Abandoning the drug clerk, John lifted Millie in his arms and kissed her, for, next to his wife, nearest his heart was the younger brother.
The younger brother and Grace were sitting on the stoop of the boarding-house. On the upper steps, in their shirt-sleeves, were the other boarders; so the bride and bridegroom spoke in whispers. The air of the cross street was stale and stagnant; from it rose exhalations of rotting fruit, the gases of an open subway, the smoke of passing taxicabs. But between the street and the hall bedroom, with its odors of a gas-stove and a kitchen, the choice was difficult.
“We’ve got to cool off somehow,” the young husband was saying, “or you won’t sleep. Shall we treat ourselves to ice-cream sodas or a trip on the Weehawken ferry-boat?”
“The ferry-boat!” begged the girl, “where we can get away from all these people.”
A taxicab with a trunk in front whirled into the street, kicked itself to a stop, and the head clerk and Millie spilled out upon the pavement. They talked so fast, and the younger brother and Grace talked so fast, that the boarders, although they listened intently, could make nothing of it.
They distinguished only the concluding sentences:
“Why don’t you drive down to the wharf with us,” they heard the elder brother ask, “and see our royal suite?”
But the younger brother laughed him to scorn.
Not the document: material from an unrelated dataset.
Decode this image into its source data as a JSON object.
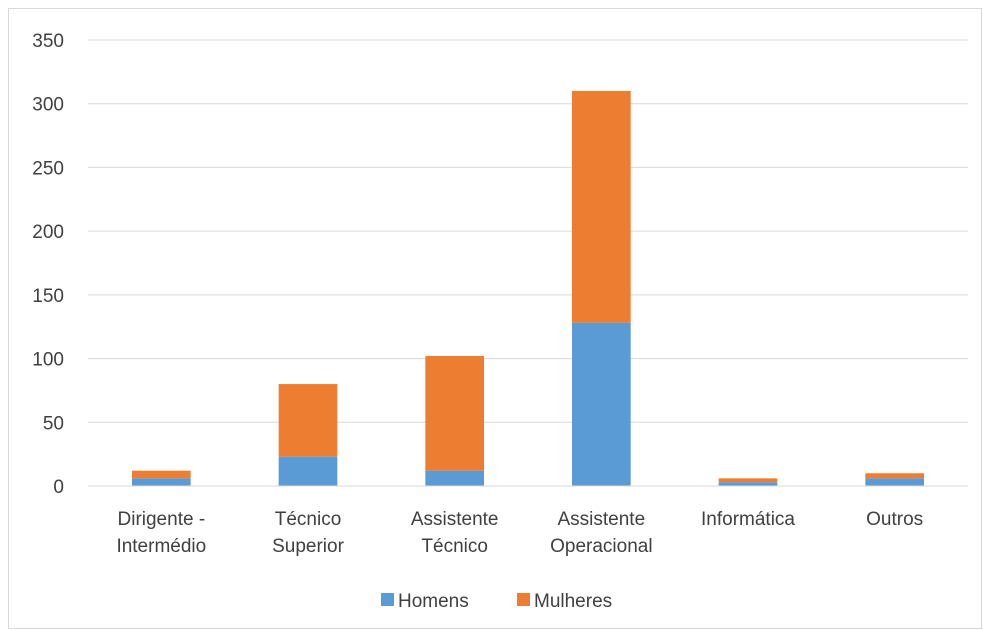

“What’s your royal suite,” he mocked, “to our royal palace?”
An hour later, had the boarders listened outside the flat of the head clerk, they would have heard issuing from his bathroom the cooling murmur of running water and from his gramophone the jubilant notes of “Alexander’s Rag-time Band.”
When in his private office Carroll was making a present of the royal suite to the head clerk, in the main office Hastings, the junior partner, was addressing “Champ” Thorne, the bond clerk. He addressed him familiarly and affectionately as “Champ.” This was due partly to the fact that twenty-six years before Thorne had been christened Champneys and to the coincidence that he had captained the football eleven of one of the Big Three to the championship.
“Champ,” said Mr. Hastings, “last month, when you asked me to raise your salary, the reason I didn’t do it was not because you didn’t deserve it, but because I believed if we gave you a raise you’d immediately get married.”
The shoulders of the ex-football captain rose aggressively; he snorted with indignation.
“And why should I not get married?” he demanded. “You’re a fine one to talk! You’re the most offensively happy married man I ever met.”
“Perhaps I know I am happy better than you do,” reproved the junior partner; “but I know also that it takes money to support a wife.”